米電力ドミニオン社がGEと調達契約 新設に向け資器材調達へ

米の電力会社ドミニオン社は1日、新規建設プロジェクトに関する主要資器材について、GEエナジーと調達契約を締結した。詳細は公表されていないが、GEのESBWR(革新型単純化BWR)の建設に必要な大型鍛造品や、工程上重要な原子炉やタービンの部品など、調達のリードタイムが長い資器材を確保するのが狙いだという。

ドミニオン社はノースアナ原子力発電所(=写真)への増設プロジェクトを掲げており、すでにNRCに対し事前サイト許可(ESP)を申請中、建設・運転一体認可(COL)についても年内の申請を予定している。米国ではほかにも多くの新規建設プロジェクトが発表されており、それらの建設が具体化すると、資器材の調達がきわめて困難になると考えられている。

ドミニオン社は新規建設の正式決定を下しているわけではないが、今回締結された調達契約は、同社が新規建設を決定した場合に備え、あらかじめ必要な資器材の供給を確保する意味合いを持つ。

GEの原子力事業部門を統括するGEニュークリアエナジーのA.ホワイト社長は、「今回の受注は、米国内で1980年代以降初めてとなる新規の原子力発電所建設準備に向けた大変大きな一歩。GEは電力会社が求める建設工期に合うように機器製造を開始する準備ができている」と強い自信を示した。
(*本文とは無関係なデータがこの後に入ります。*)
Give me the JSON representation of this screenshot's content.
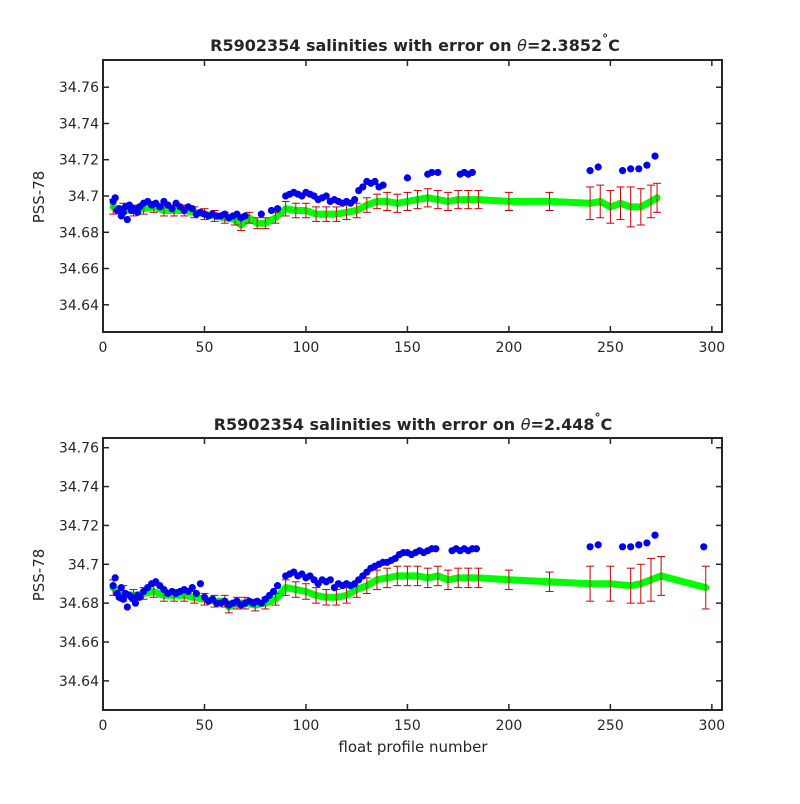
{
  "colors": {
    "profile": "#0000ee",
    "mapped_band": "#00ff00",
    "mapped_line": "#22bb22",
    "error_bars": "#cc0000",
    "axes": "#262626"
  },
  "chart_data": [
    {
      "type": "scatter",
      "title_main": "R5902354 salinities with error on ",
      "title_theta": "θ",
      "title_value": "=2.3852",
      "title_deg": "°",
      "title_unit": "C",
      "xlabel": "",
      "ylabel": "PSS-78",
      "xlim": [
        0,
        305
      ],
      "ylim": [
        34.625,
        34.775
      ],
      "xticks": [
        0,
        50,
        100,
        150,
        200,
        250,
        300
      ],
      "yticks": [
        34.64,
        34.66,
        34.68,
        34.7,
        34.72,
        34.74,
        34.76
      ],
      "ytick_labels": [
        "34.64",
        "34.66",
        "34.68",
        "34.7",
        "34.72",
        "34.74",
        "34.76"
      ],
      "xtick_labels": [
        "0",
        "50",
        "100",
        "150",
        "200",
        "250",
        "300"
      ],
      "grid": false,
      "series": [
        {
          "kind": "points",
          "x": [
            5,
            6,
            7,
            8,
            9,
            10,
            11,
            12,
            13,
            14,
            15,
            16,
            17,
            18,
            20,
            22,
            24,
            26,
            28,
            30,
            32,
            34,
            36,
            38,
            40,
            42,
            44,
            46,
            48,
            50,
            52,
            54,
            56,
            58,
            60,
            62,
            64,
            66,
            68,
            70,
            78,
            83,
            86,
            90,
            92,
            94,
            96,
            98,
            100,
            102,
            104,
            106,
            108,
            110,
            112,
            114,
            116,
            118,
            120,
            122,
            124,
            126,
            128,
            130,
            132,
            134,
            136,
            138,
            150,
            160,
            162,
            165,
            176,
            178,
            180,
            182,
            240,
            244,
            256,
            260,
            264,
            268,
            272
          ],
          "y": [
            34.697,
            34.699,
            34.692,
            34.693,
            34.689,
            34.691,
            34.694,
            34.687,
            34.695,
            34.692,
            34.693,
            34.692,
            34.691,
            34.694,
            34.696,
            34.697,
            34.695,
            34.696,
            34.694,
            34.697,
            34.695,
            34.693,
            34.696,
            34.694,
            34.692,
            34.694,
            34.693,
            34.69,
            34.691,
            34.69,
            34.689,
            34.69,
            34.689,
            34.689,
            34.69,
            34.688,
            34.689,
            34.69,
            34.688,
            34.689,
            34.69,
            34.692,
            34.693,
            34.7,
            34.701,
            34.702,
            34.701,
            34.7,
            34.702,
            34.701,
            34.7,
            34.698,
            34.699,
            34.7,
            34.697,
            34.698,
            34.697,
            34.696,
            34.697,
            34.696,
            34.698,
            34.703,
            34.705,
            34.708,
            34.707,
            34.708,
            34.705,
            34.706,
            34.71,
            34.712,
            34.713,
            34.713,
            34.712,
            34.713,
            34.712,
            34.713,
            34.714,
            34.716,
            34.714,
            34.715,
            34.715,
            34.717,
            34.722
          ]
        },
        {
          "kind": "mapped",
          "x": [
            5,
            10,
            15,
            20,
            25,
            30,
            35,
            40,
            45,
            50,
            55,
            60,
            65,
            68,
            72,
            76,
            80,
            85,
            90,
            95,
            100,
            105,
            110,
            115,
            120,
            125,
            130,
            135,
            140,
            145,
            150,
            155,
            160,
            165,
            170,
            175,
            180,
            185,
            200,
            220,
            240,
            245,
            250,
            255,
            260,
            265,
            270,
            273
          ],
          "y": [
            34.694,
            34.692,
            34.692,
            34.693,
            34.694,
            34.692,
            34.692,
            34.692,
            34.691,
            34.69,
            34.689,
            34.688,
            34.687,
            34.684,
            34.688,
            34.685,
            34.685,
            34.688,
            34.693,
            34.692,
            34.692,
            34.69,
            34.69,
            34.69,
            34.691,
            34.692,
            34.695,
            34.697,
            34.697,
            34.696,
            34.697,
            34.698,
            34.699,
            34.698,
            34.697,
            34.698,
            34.698,
            34.698,
            34.697,
            34.697,
            34.696,
            34.697,
            34.694,
            34.696,
            34.694,
            34.694,
            34.697,
            34.699
          ],
          "err": [
            0.004,
            0.004,
            0.003,
            0.003,
            0.003,
            0.003,
            0.003,
            0.003,
            0.003,
            0.003,
            0.003,
            0.003,
            0.003,
            0.003,
            0.003,
            0.003,
            0.003,
            0.003,
            0.004,
            0.004,
            0.004,
            0.004,
            0.004,
            0.004,
            0.004,
            0.004,
            0.004,
            0.004,
            0.005,
            0.005,
            0.005,
            0.005,
            0.005,
            0.005,
            0.005,
            0.005,
            0.005,
            0.005,
            0.005,
            0.005,
            0.009,
            0.009,
            0.009,
            0.009,
            0.011,
            0.01,
            0.009,
            0.008
          ]
        }
      ]
    },
    {
      "type": "scatter",
      "title_main": "R5902354 salinities with error on ",
      "title_theta": "θ",
      "title_value": "=2.448",
      "title_deg": "°",
      "title_unit": "C",
      "xlabel": "float profile number",
      "ylabel": "PSS-78",
      "xlim": [
        0,
        305
      ],
      "ylim": [
        34.625,
        34.765
      ],
      "xticks": [
        0,
        50,
        100,
        150,
        200,
        250,
        300
      ],
      "yticks": [
        34.64,
        34.66,
        34.68,
        34.7,
        34.72,
        34.74,
        34.76
      ],
      "ytick_labels": [
        "34.64",
        "34.66",
        "34.68",
        "34.7",
        "34.72",
        "34.74",
        "34.76"
      ],
      "xtick_labels": [
        "0",
        "50",
        "100",
        "150",
        "200",
        "250",
        "300"
      ],
      "grid": false,
      "series": [
        {
          "kind": "points",
          "x": [
            5,
            6,
            7,
            8,
            9,
            10,
            11,
            12,
            13,
            14,
            15,
            16,
            17,
            18,
            20,
            22,
            24,
            26,
            28,
            30,
            32,
            34,
            36,
            38,
            40,
            42,
            44,
            46,
            48,
            50,
            52,
            54,
            56,
            58,
            60,
            62,
            64,
            66,
            68,
            70,
            72,
            74,
            76,
            78,
            80,
            82,
            84,
            86,
            90,
            92,
            94,
            96,
            98,
            100,
            102,
            104,
            106,
            108,
            110,
            112,
            114,
            116,
            118,
            120,
            122,
            124,
            126,
            128,
            130,
            132,
            134,
            136,
            138,
            140,
            142,
            144,
            146,
            148,
            150,
            152,
            154,
            156,
            158,
            160,
            162,
            164,
            172,
            174,
            176,
            178,
            180,
            182,
            184,
            240,
            244,
            256,
            260,
            264,
            268,
            272,
            296
          ],
          "y": [
            34.689,
            34.693,
            34.685,
            34.683,
            34.688,
            34.682,
            34.685,
            34.678,
            34.684,
            34.683,
            34.682,
            34.68,
            34.684,
            34.683,
            34.686,
            34.688,
            34.69,
            34.691,
            34.689,
            34.687,
            34.685,
            34.686,
            34.685,
            34.686,
            34.687,
            34.686,
            34.688,
            34.685,
            34.69,
            34.683,
            34.681,
            34.682,
            34.68,
            34.68,
            34.681,
            34.679,
            34.68,
            34.681,
            34.679,
            34.68,
            34.681,
            34.68,
            34.681,
            34.68,
            34.682,
            34.684,
            34.686,
            34.689,
            34.694,
            34.695,
            34.696,
            34.694,
            34.695,
            34.693,
            34.694,
            34.692,
            34.69,
            34.692,
            34.691,
            34.692,
            34.688,
            34.69,
            34.689,
            34.69,
            34.689,
            34.69,
            34.692,
            34.694,
            34.696,
            34.698,
            34.699,
            34.7,
            34.701,
            34.701,
            34.702,
            34.703,
            34.705,
            34.706,
            34.706,
            34.705,
            34.706,
            34.707,
            34.706,
            34.707,
            34.708,
            34.708,
            34.707,
            34.708,
            34.707,
            34.708,
            34.707,
            34.708,
            34.708,
            34.709,
            34.71,
            34.709,
            34.709,
            34.71,
            34.711,
            34.715,
            34.709
          ]
        },
        {
          "kind": "mapped",
          "x": [
            5,
            10,
            15,
            20,
            25,
            30,
            35,
            40,
            45,
            50,
            55,
            60,
            62,
            66,
            70,
            75,
            80,
            85,
            90,
            95,
            100,
            105,
            110,
            115,
            120,
            125,
            130,
            135,
            140,
            145,
            150,
            155,
            160,
            165,
            170,
            175,
            180,
            185,
            200,
            220,
            240,
            250,
            260,
            265,
            270,
            275,
            297
          ],
          "y": [
            34.688,
            34.685,
            34.684,
            34.685,
            34.686,
            34.684,
            34.684,
            34.684,
            34.683,
            34.682,
            34.681,
            34.681,
            34.678,
            34.68,
            34.68,
            34.679,
            34.68,
            34.682,
            34.688,
            34.687,
            34.686,
            34.684,
            34.683,
            34.683,
            34.684,
            34.687,
            34.689,
            34.692,
            34.693,
            34.694,
            34.694,
            34.694,
            34.693,
            34.694,
            34.692,
            34.693,
            34.693,
            34.693,
            34.692,
            34.691,
            34.69,
            34.69,
            34.689,
            34.69,
            34.692,
            34.694,
            34.688
          ],
          "err": [
            0.004,
            0.004,
            0.003,
            0.003,
            0.003,
            0.003,
            0.003,
            0.003,
            0.003,
            0.003,
            0.003,
            0.003,
            0.003,
            0.003,
            0.003,
            0.003,
            0.003,
            0.003,
            0.004,
            0.004,
            0.004,
            0.004,
            0.004,
            0.004,
            0.004,
            0.004,
            0.004,
            0.005,
            0.005,
            0.005,
            0.005,
            0.005,
            0.005,
            0.005,
            0.005,
            0.005,
            0.005,
            0.005,
            0.005,
            0.005,
            0.009,
            0.009,
            0.009,
            0.01,
            0.011,
            0.01,
            0.011
          ]
        }
      ]
    }
  ]
}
またドミニオン社の発電所運営部門であるドミニオン・ジェネレーション社のM.F.マクゲトリック社長兼CEOは、「GEエナジーとの調達契約の締結は、健全な経営判断。他社も新規建設の検討を行っている状況下において、近い将来に主要資器材の調達がより一層難しくなることを想定し、先手を打つことは意味がある」と語った。